Saturday, August 11, 2012

Rhonda Vincent - Sunday Mornin' Singin' LIVE!


Well, I got it.  I've been taking advantage of that free music offer that Valero is doing when you buy a 44 oz. fountain drink.  Also I've torn a few credits from cups that people tossed in the street instead of putting in the trash.

As I had mentioned before, this is a collection of gospel songs, or gospel-related songs performed in her usual bluegrass (or bluegrass-related) style. They were all recorded live, and these are the most well-behaved audiences I've ever heard on a live album.  Most of these songs don't even sound like they came from a live performance until you hear the applause at the end of each piece.

Most of these songs are original, but there are a few old traditional hymns in the mix.  One song, "His Promised Land," is performed a capella (nothing but voices), but for some dumb reason they stick a half-step up key change in the middle of it.  This is a typical trick in pop music to keep a boring song from sounding quite too boring, and in the vast majority of cases it's musically illogical and irrelevant.  Suddenly changing key without reason between stanzas of a hymn is just weird and jarring.  I felt like someone sneaked up and poked me in the stomach without any provocation.

I'm listening to it as I write this, and just came across another song with a similar unnecessary key change.  I hate to harp on this, but man it's just not right.  But I'm sure her audiences have been conditioned through listening to so much pop music* that they expect it and to them it sounds good.

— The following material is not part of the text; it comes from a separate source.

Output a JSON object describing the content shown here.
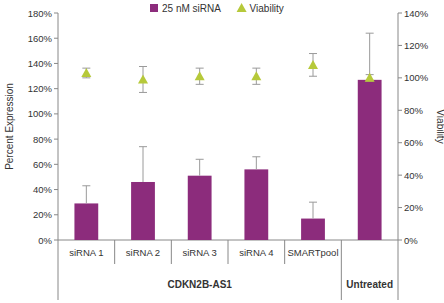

Now where was I?  Oh yeah, there are a few old traditionals here:  Just As I Am, God Put a Rainbow in the Clouds, Joshua and The Old Rugged Cross.  Possibly a couple of others, I'm not sure, but those are the ones I'm familiar with.  In the case of "Just As I Am," I could go so far as to say terribly familiar. But this version I like.  It's a little faster than I'm used to hearing it, and it's got a nice little swing to it that makes it sound like a waltz.  She sings only three stanzas, which is probably a very good thing or she would've had to stick in a couple of those modulations just to keep people from drifting.  The most "complete" version I know of has six stanzas.  Once, during a particularly long and grueling service, we sang the whole thing through twice.  Twelve stanzas of "Just As I Am" at once.  I must admit that we might have benefited from a couple of key changes that time.

Unfortunately, since I downloaded this, I didn't get any documentation with it.  I'm going to have to look up most of these songs and see if they are traditional hymns or not.

Okay, two a capella songs, the one previously mentioned and another called "Fishers of Men."  She has a really good group of singers with her.

All in all, a great album in spite of my personal little gripes that don't matter anyway.  I'm not going to say that I recommend it because I doubt that any of my readers listen to much gospel or bluegrass, but if you do, you should get it.  And please note that by "gospel" I do not mean "contemporary Christian."  As a general rule, I don't listen to lame pop music, no matter what the lyrics are about.

I might have to eventually buy this on CD anyway just to get the documentation on it.  If anyone reads this who has the CD, I would be very thankful if you'd go to the trouble of scanning and emailing me the booklet.



*When I say "pop music," I don't just mean what most people refer to as "pop."  I mean pop, rock, modern country...pretty much anything that's not classical, jazz or old hard-core country/folk, which has much more in common musically with classical than it does with modern "country."

1 comment:

  1. I felt like someone sneaked up and poked me in the stomach without any provocation.

    Heh heh. That's a good way to describe unnecessary modulations, and you're right to call them "key changes". They're not true modulations.

    I don't find the sudden key changes too offensive (more like a mild poke in the stomach, as a wise man most recently said!), but they are certainly unnecessary because nobody expects pop songs to be anything more than repetitive. And making any song truly musically interesting would involve an actual modulation to a new phrase or a new progression instead of just shifting the same progression up a step or two.

    But, again, nobody expects that much from pop songs, so the fake modulations work just enough to please the producers. Shift everything up just before fading out, and Bob's your uncle.